Frédéric Michalak a créé une petite polémique en disant qu’il ne voyait pas les Bleus en dessous du niveau des Pumas sur les derniers matches, avant de revenir sur sa position en disant que ce serait plutôt du 50/50. Vue la forme actuelle des deux équipes, qui a l’avantage sur le papier ?

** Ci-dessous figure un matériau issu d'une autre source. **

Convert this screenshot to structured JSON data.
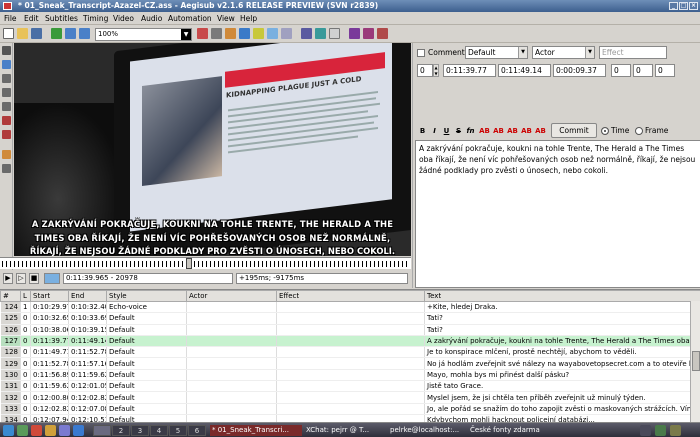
{
  "window": {
    "title": "* 01_Sneak_Transcript-Azazel-CZ.ass - Aegisub v2.1.6 RELEASE PREVIEW (SVN r2839)"
  },
  "menu": [
    "File",
    "Edit",
    "Subtitles",
    "Timing",
    "Video",
    "Audio",
    "Automation",
    "View",
    "Help"
  ],
  "toolbar": {
    "zoom": "100%"
  },
  "video": {
    "article_head": "KIDNAPPING PLAGUE JUST A COLD",
    "subtitle_line1": "A ZAKRÝVÁNÍ POKRAČUJE, KOUKNI NA TOHLE TRENTE, THE HERALD A THE",
    "subtitle_line2": "TIMES OBA ŘÍKAJÍ, ŽE NENÍ VÍC POHŘEŠOVANÝCH OSOB NEŽ NORMÁLNĚ,",
    "subtitle_line3": "ŘÍKAJÍ, ŽE NEJSOU ŽÁDNÉ PODKLADY PRO ZVĚSTI O ÚNOSECH, NEBO COKOLI.",
    "timecode": "0:11:39.965 - 20978",
    "offset": "+195ms; -9175ms"
  },
  "edit": {
    "comment_label": "Comment",
    "style": "Default",
    "actor": "Actor",
    "effect_placeholder": "Effect",
    "layer": "0",
    "start": "0:11:39.77",
    "end": "0:11:49.14",
    "duration": "0:00:09.37",
    "margin_l": "0",
    "margin_r": "0",
    "margin_v": "0",
    "commit": "Commit",
    "time_label": "Time",
    "frame_label": "Frame",
    "text": "A zakrývání pokračuje, koukni na tohle Trente, The Herald a The Times oba říkají, že není víc pohřešovaných osob než normálně, říkají, že nejsou žádné podklady pro zvěsti o únosech, nebo cokoli."
  },
  "grid": {
    "headers": [
      "#",
      "L",
      "Start",
      "End",
      "Style",
      "Actor",
      "Effect",
      "Text"
    ],
    "rows": [
      {
        "n": "124",
        "l": "1",
        "start": "0:10:29.97",
        "end": "0:10:32.40",
        "style": "Echo-voice",
        "actor": "",
        "effect": "",
        "text": "+Kite, hledej Draka."
      },
      {
        "n": "125",
        "l": "0",
        "start": "0:10:32.65",
        "end": "0:10:33.69",
        "style": "Default",
        "actor": "",
        "effect": "",
        "text": "Tati?"
      },
      {
        "n": "126",
        "l": "0",
        "start": "0:10:38.06",
        "end": "0:10:39.15",
        "style": "Default",
        "actor": "",
        "effect": "",
        "text": "Tati?"
      },
      {
        "n": "127",
        "l": "0",
        "start": "0:11:39.77",
        "end": "0:11:49.14",
        "style": "Default",
        "actor": "",
        "effect": "",
        "text": "A zakrývání pokračuje, koukni na tohle Trente, The Herald a The Times oba říkají, že ne"
      },
      {
        "n": "128",
        "l": "0",
        "start": "0:11:49.71",
        "end": "0:11:52.78",
        "style": "Default",
        "actor": "",
        "effect": "",
        "text": "Je to konspirace mlčení, prostě nechtějí, abychom to věděli."
      },
      {
        "n": "129",
        "l": "0",
        "start": "0:11:52.78",
        "end": "0:11:57.16",
        "style": "Default",
        "actor": "",
        "effect": "",
        "text": "No já hodlám zveřejnit své nálezy na wayabovetopsecret.com a to oteviře lidem oči."
      },
      {
        "n": "130",
        "l": "0",
        "start": "0:11:56.89",
        "end": "0:11:59.62",
        "style": "Default",
        "actor": "",
        "effect": "",
        "text": "Mayo, mohla bys mi přinést další pásku?"
      },
      {
        "n": "131",
        "l": "0",
        "start": "0:11:59.62",
        "end": "0:12:01.05",
        "style": "Default",
        "actor": "",
        "effect": "",
        "text": "Jistě tato Grace."
      },
      {
        "n": "132",
        "l": "0",
        "start": "0:12:00.80",
        "end": "0:12:02.82",
        "style": "Default",
        "actor": "",
        "effect": "",
        "text": "Myslel jsem, že jsi chtěla ten příběh zveřejnit už minulý týden."
      },
      {
        "n": "133",
        "l": "0",
        "start": "0:12:02.82",
        "end": "0:12:07.08",
        "style": "Default",
        "actor": "",
        "effect": "",
        "text": "Jo, ale pořád se snažím do toho zapojit zvěsti o maskovaných strážcích. Vím, že jsou s"
      },
      {
        "n": "134",
        "l": "0",
        "start": "0:12:07.94",
        "end": "0:12:10.51",
        "style": "Default",
        "actor": "",
        "effect": "",
        "text": "Kdybychom mohli hacknout policejní databázi..."
      },
      {
        "n": "135",
        "l": "0",
        "start": "0:12:10.19",
        "end": "0:12:11.21",
        "style": "Default",
        "actor": "",
        "effect": "",
        "text": "Mayo..."
      }
    ]
  },
  "taskbar": {
    "desktops": [
      "2",
      "3",
      "4",
      "5",
      "6"
    ],
    "tasks": [
      "* 01_Sneak_Transcri...",
      "XChat: pejrr @ T...",
      "pelrke@localhost:...",
      "České fonty zdarma"
    ]
  },
  "colors": {
    "title_bar": "#3d5f8e",
    "selected_row": "#c7f2cf",
    "subtitle_red": "#d8243b"
  }
}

JC : "On ne peut pas avoir d’avis tranché là-dessus car la préparation des deux équipes a été totalement différente. Les Argentins ont disputé une compétition officielle (le 4 nations) face à des grosses équipes. Ensuite, ils ont coupé pour reprendre leur préparation en vue du Mondial. La France elle, a fait l’inverse. Elle a d’abord eu une grosse période de préparation physique avant de jouer des matches amicaux moins difficiles. Prendre le constat purement mathématique du nombre de victoires sans tenir compte de l’opposition est donc réducteur. Il faut plutôt regarder la qualité du jeu argentin et sa progression depuis qu’ils ont intégré le Super Rugby, et bie sûr le niveau des Français lors des matches amicaux. Ce qui est clair, c’est qu’on a pu cibler les difficultés de l’Argentine en conquête, et essentiellement sur sa mêlée. Mais on peut penser que les entraîneurs argentins ont sûrement faire un gros travail dans ce secteur pendant la préparation".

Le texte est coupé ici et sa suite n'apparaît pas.